Welcome to my blog where I discuss money, investing, politics, and anything else import in the world. I find it surprising that most people in their 30s have very little knowledge or interest in these areas. Of course everyone is interested in money, but very few take the time or have the discipline to properly save and invest it for the future or short term. For those who at least have the interest, I'll write about my experiences and methods of investing, and hopefully give you a head start in investing.

Tuesday, January 15, 2008

Are you ready to begin investing?

Many of my friends and colleagues at work, whether young or old, often ask for help investing, which normally means which fund to pick for the 401(k). Before you even get to the point of picking stocks and funds you need to make sure you are really ready. At least ask the following basic questions:
  • What is my outstanding debt?
  • What is the interest rate on my debt?
  • Do I have an emergency savings fund that is sufficiently funded?
  • Do I have any big purchases or expenses in the next 5 years?
  • How much am I contributing to my 401k or IRA fund?
Mathematically speaking, if you have outstanding debt with an interest rate that, after taxes, is greater than the expected return on your investments, then you should not begin investing. The one exception to that rule is you should still try to fund your 401(k) to the maximum employer matching amount. This is free money that you can never make back. In general, most mortgage rates and car loans are low enough that it make sense to carry them and invest, however, most credit card rates are not. Remember most school loans and mortgages are tax deductible so the effective rate will be less than the actual interest rate (interest rate X (1 - tax rate) gives after tax rate).

An emergency fund equal to your living expenses for at least 6 months should be in a high yielding savings or money market account, like INGdirect or the many similar. This can be built up while paying off debt, but should be in place before you begin to put money at risk.

If you plan to make a large purchase such as a house or car, make sure you are saving down payment money in a high yielding money market at a sufficient rate to get you there by the purchase date.

If you have all that covered and have money left to invest, now is when you have to decide why you are investing.

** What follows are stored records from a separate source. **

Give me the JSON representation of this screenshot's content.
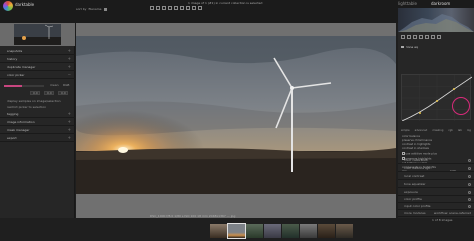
{
  "app": {
    "title": "darktable"
  },
  "toast": "1 image of 1 (#1) in current collection is selected",
  "toolbar": {
    "sort_label": "sort by",
    "sort_value": "filename"
  },
  "right_tabs": [
    "lighttable",
    "darkroom"
  ],
  "left_panel": {
    "sections": [
      "snapshots",
      "history",
      "duplicate manager",
      "color picker"
    ],
    "picker_mean": "mean",
    "picker_mean_value": "RGB",
    "picker_values": [
      "0.0",
      "0.0",
      "0.0"
    ],
    "lower_sections": [
      "display samples on image/selection",
      "restrict picker to selection",
      "tagging",
      "image information",
      "mask manager",
      "export"
    ]
  },
  "center": {
    "status": "DSC_1000 f/8.0 1/80 s  ISO 100  18 mm  2048x1367 — jpg"
  },
  "right_panel": {
    "module_name": "tone eq",
    "curve_tabs": [
      "simple",
      "advanced",
      "masking",
      "rgb",
      "lab",
      "log"
    ],
    "lines": [
      "color balance",
      "preserve chrominance",
      "contrast in highlights",
      "contrast in shadows",
      "use additive mode plus",
      "preserve highlights",
      "set bottom neutral",
      "compensate in highlights",
      "mix"
    ],
    "lines_values": [
      "",
      "",
      "",
      "",
      "",
      "",
      "",
      "",
      "0.5%"
    ],
    "modules": [
      "color calibration",
      "color balance rgb",
      "local contrast",
      "tone equalizer",
      "exposure",
      "color profile",
      "input color profile",
      "white balance",
      "raw black/white point"
    ],
    "footer": "more modules",
    "footer_value": "workflow: scene-referred"
  },
  "filmstrip": {
    "label": "1 of 8 images",
    "count": 8
  },
  "colors": {
    "accent": "#c8467f",
    "highlight": "#d82a7a"
  }
}
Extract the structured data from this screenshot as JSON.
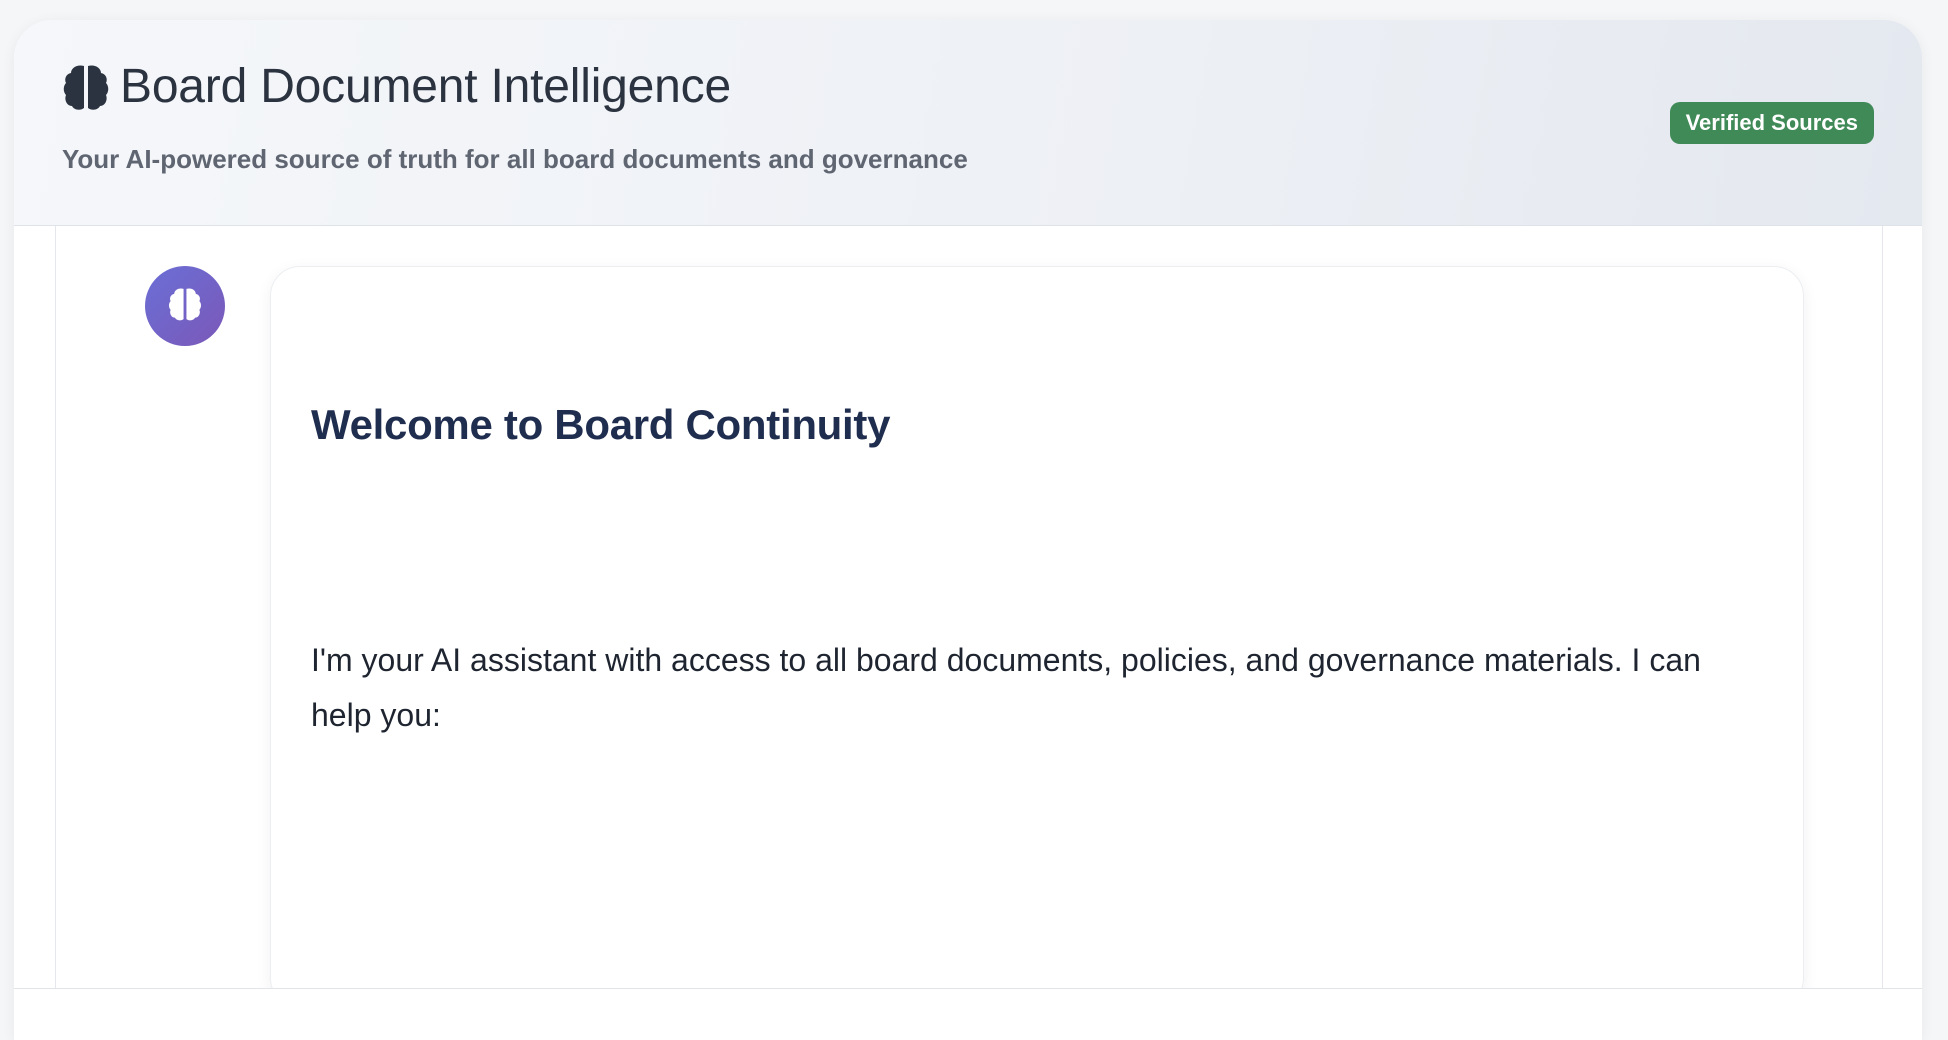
{
  "header": {
    "title": "Board Document Intelligence",
    "subtitle": "Your AI-powered source of truth for all board documents and governance",
    "badge": "Verified Sources",
    "title_icon": "brain-icon"
  },
  "colors": {
    "badge_bg": "#3f8a56",
    "avatar_gradient_start": "#6a6fd6",
    "avatar_gradient_end": "#7b58b8",
    "heading": "#1f2d4f"
  },
  "chat": {
    "assistant_avatar_icon": "brain-icon",
    "message": {
      "heading": "Welcome to Board Continuity",
      "body": "I'm your AI assistant with access to all board documents, policies, and governance materials. I can help you:"
    }
  }
}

As that will guide you to which is the best vehicle to use, 401(k), IRA, 529 plan, taxable account, etc. My opinion is that first priority is to make sure you will have enough money in retirement. This can be covered in many ways such as pensions, Social Security, or inheritance, to name a few. If it is not already covered, then you should try to max out (or contribute enough to meet your retirement goals) your 401(k), 403(b), IRA, or similar plan before investing for a child's college or investing in a taxable account. The reasoning is that money compounding tax free for retirement is a powerful thing. If you put it off or don't fully fund it your are missing out on many years of growth. Also, you can always get a loan or use a number of methods to pay for college, but you can't get a loan for retirement (Ok, maybe you could do a reverse mortgage, but still not the best plan).

So if you are executing a realistic retirement strategy, next on the priority list would be to invest for your children's education, if applicable. There are a number of tools online to calculate how much you will need and this is a huge topic on its own. I prefer using 529 plans and recommend dumping as much as you can into it early on, up to your tax limits ($60,000 per person for the first 5 years). Again this gives it a chance to grow tax free. The online tools can also estimate how much you need to contribute monthly.

Finally, if you have all the above taken care of, then you would consider investing in taxable accounts. Asset allocation and a range of other topics will follow. I'll get into how I chose to invest in these accounts and hopefully discuss with you your ideas.